Los rapaces no se lo tomaron a mal y tras un apasionado discurso en apoyo de su compatriota poeta me despidieron alegremente para seguir dándole embestidas a la litrona, Pero aquel pequeño encuentro me dio que pensar. No podía imaginar a un adolescente español defendiendo con la misma vehemencia a Juan Ramón Jiménez o García Lorca. Los chilenos guardan un lugar especial en sus corazones para sus dos héroes literarios, Gabriela Mistral y Pablo Neruda.

Neruda, a diferencia de Mistral –de la que fue contemporáneo- se convirtió en una rutilante figura pública cuya vida privada fue de dominio general. Se construyó excéntricas casas que decoró con objetos estrafalarios y, en alguna ocasión, sus compromisos políticos le acarrearon más de un problema. También sus talantes eran muy distintos: al aire sombrío de Gabriela, don Pablo solía estar sonriente y, aunque meditabundo, nunca de mal humor.

Fue cónsul en Java en la década de 1930 y allí se casó con Maria Antonieta Haagenar, una holandesa, a quien posteriormente dejó por Delia del Carril, diez años mayor que él. Tras veinte años de matrimonio con Delia, Neruda la abandonó por Matilde Urrutia, apodada La Chascona (que para los chilenos significa melenuda, como Neruda describía el cabello de Matilde), nombre que daría origen a la casa que se edificó en Santiago.

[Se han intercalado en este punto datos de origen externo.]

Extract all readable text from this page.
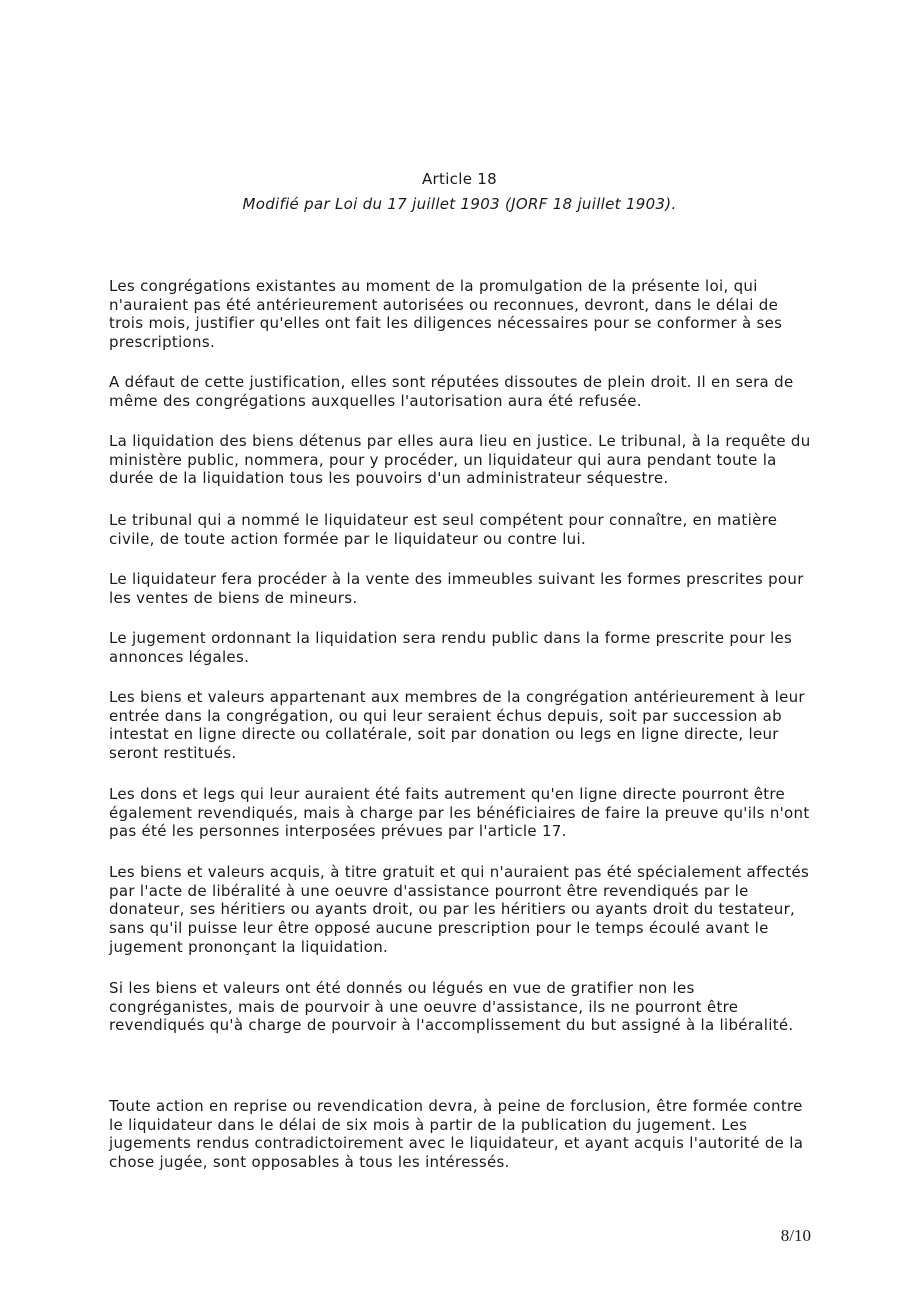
Article 18
Modifié par Loi du 17 juillet 1903 (JORF 18 juillet 1903).
Les congrégations existantes au moment de la promulgation de la présente loi, qui
n'auraient pas été antérieurement autorisées ou reconnues, devront, dans le délai de
trois mois, justifier qu'elles ont fait les diligences nécessaires pour se conformer à ses
prescriptions.
A défaut de cette justification, elles sont réputées dissoutes de plein droit. Il en sera de
même des congrégations auxquelles l'autorisation aura été refusée.
La liquidation des biens détenus par elles aura lieu en justice. Le tribunal, à la requête du
ministère public, nommera, pour y procéder, un liquidateur qui aura pendant toute la
durée de la liquidation tous les pouvoirs d'un administrateur séquestre.
Le tribunal qui a nommé le liquidateur est seul compétent pour connaître, en matière
civile, de toute action formée par le liquidateur ou contre lui.
Le liquidateur fera procéder à la vente des immeubles suivant les formes prescrites pour
les ventes de biens de mineurs.
Le jugement ordonnant la liquidation sera rendu public dans la forme prescrite pour les
annonces légales.
Les biens et valeurs appartenant aux membres de la congrégation antérieurement à leur
entrée dans la congrégation, ou qui leur seraient échus depuis, soit par succession ab
intestat en ligne directe ou collatérale, soit par donation ou legs en ligne directe, leur
seront restitués.
Les dons et legs qui leur auraient été faits autrement qu'en ligne directe pourront être
également revendiqués, mais à charge par les bénéficiaires de faire la preuve qu'ils n'ont
pas été les personnes interposées prévues par l'article 17.
Les biens et valeurs acquis, à titre gratuit et qui n'auraient pas été spécialement affectés
par l'acte de libéralité à une oeuvre d'assistance pourront être revendiqués par le
donateur, ses héritiers ou ayants droit, ou par les héritiers ou ayants droit du testateur,
sans qu'il puisse leur être opposé aucune prescription pour le temps écoulé avant le
jugement prononçant la liquidation.
Si les biens et valeurs ont été donnés ou légués en vue de gratifier non les
congréganistes, mais de pourvoir à une oeuvre d'assistance, ils ne pourront être
revendiqués qu'à charge de pourvoir à l'accomplissement du but assigné à la libéralité.
Toute action en reprise ou revendication devra, à peine de forclusion, être formée contre
le liquidateur dans le délai de six mois à partir de la publication du jugement. Les
jugements rendus contradictoirement avec le liquidateur, et ayant acquis l'autorité de la
chose jugée, sont opposables à tous les intéressés.
8/10
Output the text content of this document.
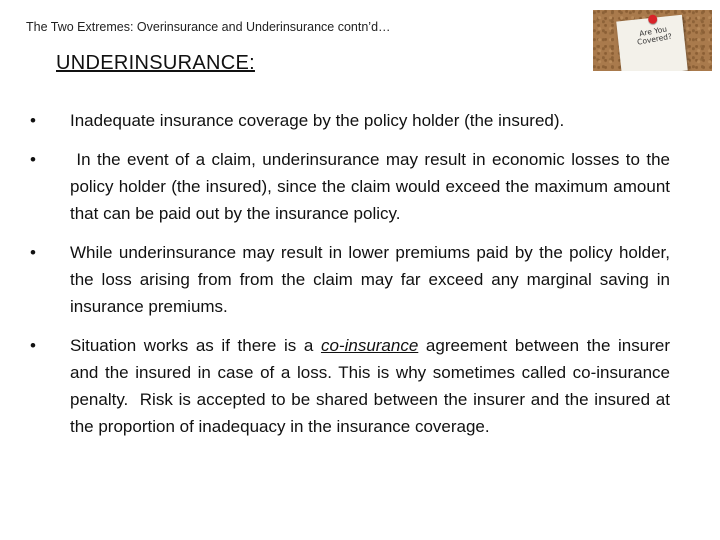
The Two Extremes: Overinsurance and Underinsurance contn’d…	Are You Covered?
UNDERINSURANCE:
•	Inadequate insurance coverage by the policy holder (the insured).
•	In the event of a claim, underinsurance may result in economic losses to the policy holder (the insured), since the claim would exceed the maximum amount that can be paid out by the insurance policy.
•	While underinsurance may result in lower premiums paid by the policy holder, the loss arising from from the claim may far exceed any marginal saving in insurance premiums.
•	Situation works as if there is a co-insurance agreement between the insurer and the insured in case of a loss. This is why sometimes called co-insurance penalty.  Risk is accepted to be shared between the insurer and the insured at the proportion of inadequacy in the insurance coverage.
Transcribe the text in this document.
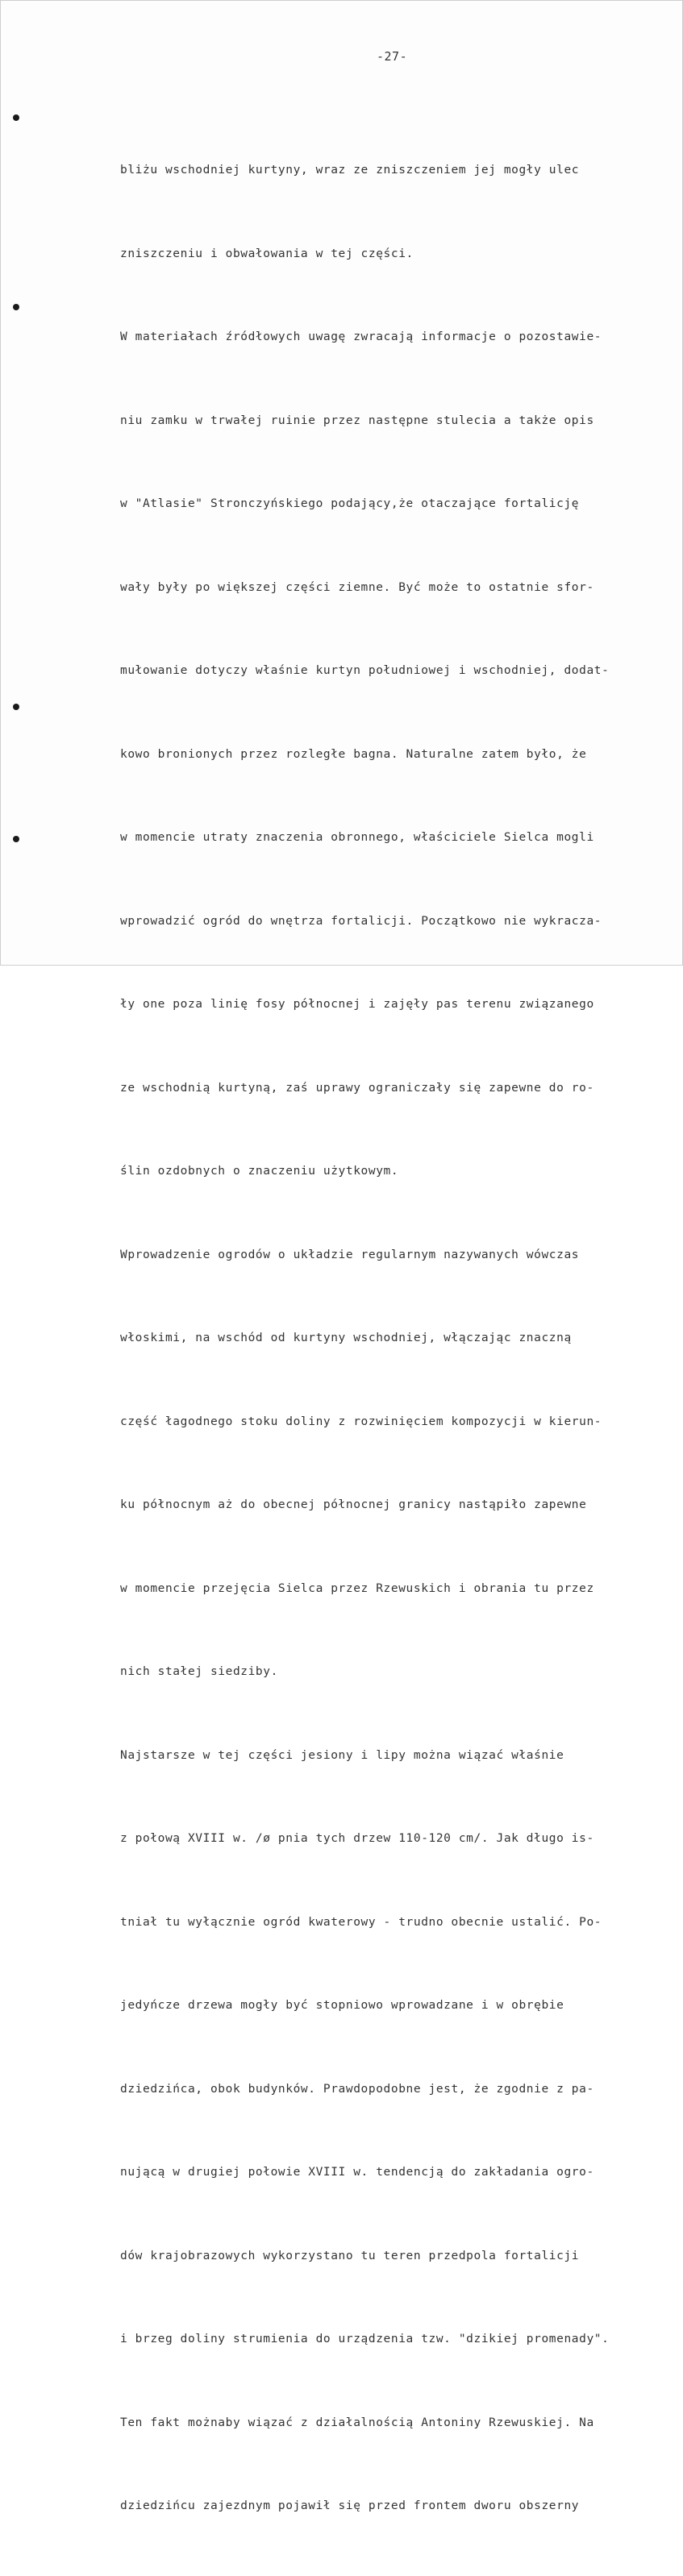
-27-

bliżu wschodniej kurtyny, wraz ze zniszczeniem jej mogły ulec

zniszczeniu i obwałowania w tej części.

W materiałach źródłowych uwagę zwracają informacje o pozostawie-

niu zamku w trwałej ruinie przez następne stulecia a także opis

w "Atlasie" Stronczyńskiego podający,że otaczające fortalicję

wały były po większej części ziemne. Być może to ostatnie sfor-

mułowanie dotyczy właśnie kurtyn południowej i wschodniej, dodat-

kowo bronionych przez rozległe bagna. Naturalne zatem było, że

w momencie utraty znaczenia obronnego, właściciele Sielca mogli

wprowadzić ogród do wnętrza fortalicji. Początkowo nie wykracza-

ły one poza linię fosy północnej i zajęły pas terenu związanego

ze wschodnią kurtyną, zaś uprawy ograniczały się zapewne do ro-

ślin ozdobnych o znaczeniu użytkowym.

Wprowadzenie ogrodów o układzie regularnym nazywanych wówczas

włoskimi, na wschód od kurtyny wschodniej, włączając znaczną

część łagodnego stoku doliny z rozwinięciem kompozycji w kierun-

ku północnym aż do obecnej północnej granicy nastąpiło zapewne

w momencie przejęcia Sielca przez Rzewuskich i obrania tu przez

nich stałej siedziby.

Najstarsze w tej części jesiony i lipy można wiązać właśnie

z połową XVIII w. /ø pnia tych drzew 110-120 cm/. Jak długo is-

tniał tu wyłącznie ogród kwaterowy - trudno obecnie ustalić. Po-

jedyńcze drzewa mogły być stopniowo wprowadzane i w obrębie

dziedzińca, obok budynków. Prawdopodobne jest, że zgodnie z pa-

nującą w drugiej połowie XVIII w. tendencją do zakładania ogro-

dów krajobrazowych wykorzystano tu teren przedpola fortalicji

i brzeg doliny strumienia do urządzenia tzw. "dzikiej promenady".

Ten fakt możnaby wiązać z działalnością Antoniny Rzewuskiej. Na

dziedzińcu zajezdnym pojawił się przed frontem dworu obszerny
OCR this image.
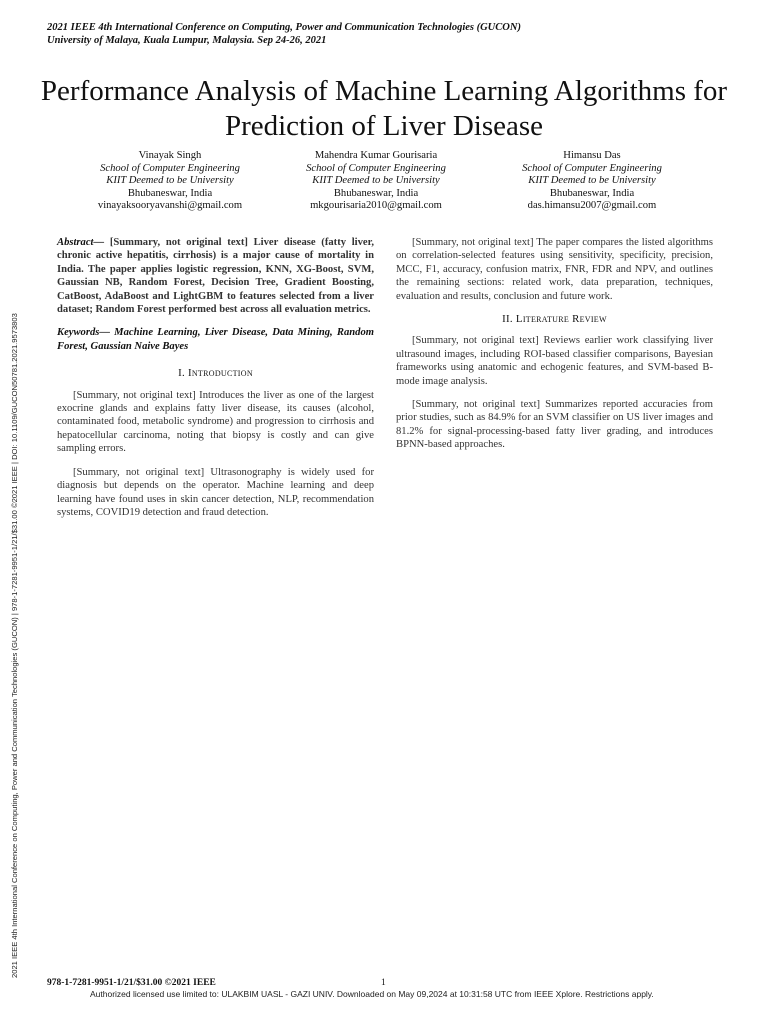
2021 IEEE 4th International Conference on Computing, Power and Communication Technologies (GUCON) | 978-1-7281-9951-1/21/$31.00 ©2021 IEEE | DOI: 10.1109/GUCON50781.2021.9573803
2021 IEEE 4th International Conference on Computing, Power and Communication Technologies (GUCON)
University of Malaya, Kuala Lumpur, Malaysia. Sep 24-26, 2021
Performance Analysis of Machine Learning Algorithms for Prediction of Liver Disease
Vinayak Singh
School of Computer Engineering
KIIT Deemed to be University
Bhubaneswar, India
vinayaksooryavanshi@gmail.com
Mahendra Kumar Gourisaria
School of Computer Engineering
KIIT Deemed to be University
Bhubaneswar, India
mkgourisaria2010@gmail.com
Himansu Das
School of Computer Engineering
KIIT Deemed to be University
Bhubaneswar, India
das.himansu2007@gmail.com

Abstract— [Summary, not original text] Liver disease (fatty liver, chronic active hepatitis, cirrhosis) is a major cause of mortality in India. The paper applies logistic regression, KNN, XG-Boost, SVM, Gaussian NB, Random Forest, Decision Tree, Gradient Boosting, CatBoost, AdaBoost and LightGBM to features selected from a liver dataset; Random Forest performed best across all evaluation metrics.

Keywords— Machine Learning, Liver Disease, Data Mining, Random Forest, Gaussian Naive Bayes

I. Introduction

[Summary, not original text] Introduces the liver as one of the largest exocrine glands and explains fatty liver disease, its causes (alcohol, contaminated food, metabolic syndrome) and progression to cirrhosis and hepatocellular carcinoma, noting that biopsy is costly and can give sampling errors.

[Summary, not original text] Ultrasonography is widely used for diagnosis but depends on the operator. Machine learning and deep learning have found uses in skin cancer detection, NLP, recommendation systems, COVID19 detection and fraud detection.

[Summary, not original text] The paper compares the listed algorithms on correlation-selected features using sensitivity, specificity, precision, MCC, F1, accuracy, confusion matrix, FNR, FDR and NPV, and outlines the remaining sections: related work, data preparation, techniques, evaluation and results, conclusion and future work.

II. Literature Review

[Summary, not original text] Reviews earlier work classifying liver ultrasound images, including ROI-based classifier comparisons, Bayesian frameworks using anatomic and echogenic features, and SVM-based B-mode image analysis.

[Summary, not original text] Summarizes reported accuracies from prior studies, such as 84.9% for an SVM classifier on US liver images and 81.2% for signal-processing-based fatty liver grading, and introduces BPNN-based approaches.

978-1-7281-9951-1/21/$31.00 ©2021 IEEE	1
Authorized licensed use limited to: ULAKBIM UASL - GAZI UNIV. Downloaded on May 09,2024 at 10:31:58 UTC from IEEE Xplore. Restrictions apply.
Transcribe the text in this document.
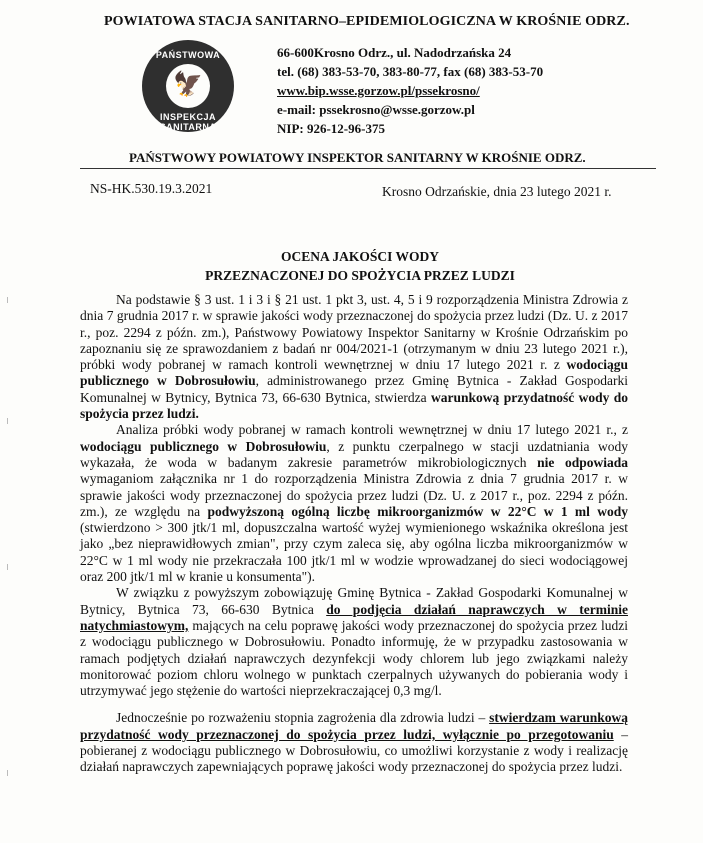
POWIATOWA STACJA SANITARNO–EPIDEMIOLOGICZNA W KROŚNIE ODRZ.
PAŃSTWOWA
🦅
INSPEKCJA SANITARNA
66-600Krosno Odrz., ul. Nadodrzańska 24
tel. (68) 383-53-70, 383-80-77, fax (68) 383-53-70
www.bip.wsse.gorzow.pl/pssekrosno/
e-mail: pssekrosno@wsse.gorzow.pl
NIP: 926-12-96-375
PAŃSTWOWY POWIATOWY INSPEKTOR SANITARNY W KROŚNIE ODRZ.
NS-HK.530.19.3.2021	Krosno Odrzańskie, dnia 23 lutego 2021 r.
OCENA JAKOŚCI WODY
PRZEZNACZONEJ DO SPOŻYCIA PRZEZ LUDZI

Na podstawie § 3 ust. 1 i 3 i § 21 ust. 1 pkt 3, ust. 4, 5 i 9 rozporządzenia Ministra Zdrowia z dnia 7 grudnia 2017 r. w sprawie jakości wody przeznaczonej do spożycia przez ludzi (Dz. U. z 2017 r., poz. 2294 z późn. zm.), Państwowy Powiatowy Inspektor Sanitarny w Krośnie Odrzańskim po zapoznaniu się ze sprawozdaniem z badań nr 004/2021-1 (otrzymanym w dniu 23 lutego 2021 r.), próbki wody pobranej w ramach kontroli wewnętrznej w dniu 17 lutego 2021 r. z wodociągu publicznego w Dobrosułowiu, administrowanego przez Gminę Bytnica - Zakład Gospodarki Komunalnej w Bytnicy, Bytnica 73, 66-630 Bytnica, stwierdza warunkową przydatność wody do spożycia przez ludzi.

Analiza próbki wody pobranej w ramach kontroli wewnętrznej w dniu 17 lutego 2021 r., z wodociągu publicznego w Dobrosułowiu, z punktu czerpalnego w stacji uzdatniania wody wykazała, że woda w badanym zakresie parametrów mikrobiologicznych nie odpowiada wymaganiom załącznika nr 1 do rozporządzenia Ministra Zdrowia z dnia 7 grudnia 2017 r. w sprawie jakości wody przeznaczonej do spożycia przez ludzi (Dz. U. z 2017 r., poz. 2294 z późn. zm.), ze względu na podwyższoną ogólną liczbę mikroorganizmów w 22°C w 1 ml wody (stwierdzono > 300 jtk/1 ml, dopuszczalna wartość wyżej wymienionego wskaźnika określona jest jako „bez nieprawidłowych zmian", przy czym zaleca się, aby ogólna liczba mikroorganizmów w 22°C w 1 ml wody nie przekraczała 100 jtk/1 ml w wodzie wprowadzanej do sieci wodociągowej oraz 200 jtk/1 ml w kranie u konsumenta").

W związku z powyższym zobowiązuję Gminę Bytnica - Zakład Gospodarki Komunalnej w Bytnicy, Bytnica 73, 66-630 Bytnica do podjęcia działań naprawczych w terminie natychmiastowym, mających na celu poprawę jakości wody przeznaczonej do spożycia przez ludzi z wodociągu publicznego w Dobrosułowiu. Ponadto informuję, że w przypadku zastosowania w ramach podjętych działań naprawczych dezynfekcji wody chlorem lub jego związkami należy monitorować poziom chloru wolnego w punktach czerpalnych używanych do pobierania wody i utrzymywać jego stężenie do wartości nieprzekraczającej 0,3 mg/l.

Jednocześnie po rozważeniu stopnia zagrożenia dla zdrowia ludzi – stwierdzam warunkową przydatność wody przeznaczonej do spożycia przez ludzi, wyłącznie po przegotowaniu – pobieranej z wodociągu publicznego w Dobrosułowiu, co umożliwi korzystanie z wody i realizację działań naprawczych zapewniających poprawę jakości wody przeznaczonej do spożycia przez ludzi.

Después del fracaso de la República española, el diplomático chileno se volcó en ayudar a los vencidos a escapar de la dictadura. En España se comprometió con el Partido Comunista, aunque no se afilió hasta su vuelta a Chile, donde fue elegido senador por las regiones mineras del Norte Grande. Tras liderar con éxito la campaña electoral de Gabriel González Videla, se enfrentó a los caprichos del nuevo gobernante, que terminó por ilegalizar el Partido Comunista. Seguidamente, Neruda se exilió a Argentina y cruzó los Andes a caballo y a pie.

Cuando González Videla dejó el poder, don Pablo regresó a Chile para continuar sus actividades políticas, sin descuidar su obra poética. En 1969, fue el candidato comunista a la presidencia del país, pero declinó en favor de Salvador Allende, quien le nombró embajador en Francia. Neruda murió doce días después del golpe militar de 1973.

A mi entender, la talla humana de Neruda está distorsionada por la lente de la ideología y la
calidad de su obra. Sus poemas de amor no le impidieron renegar de su única hija, Malva Marina, que nació del matrimonio con su primera mujer: la pequeña padecía de hidrocefalia desde su alumbramiento y Neruda se negó a verla o tener contacto con ella. Aunque enviaba dinero para su manutención, no tuvo reparos en que su hija quedara a cargo de una familia en Holanda, donde murió a los ocho años de edad sin conocer a su padre. Por otra parte, la riqueza que fue adquiriendo con los años y el privilegiado estilo de vida que disfrutaba parecía no casar muy bien con sus convicciones políticas y su credo izquierdista –especialmente en un país no precisamente rico- pero parece que eso a él nunca le causó ningún problema de conciencia. Sin herederos, el escritor legó todos sus bienes al pueblo chileno a través de la fundación que lleva su nombre.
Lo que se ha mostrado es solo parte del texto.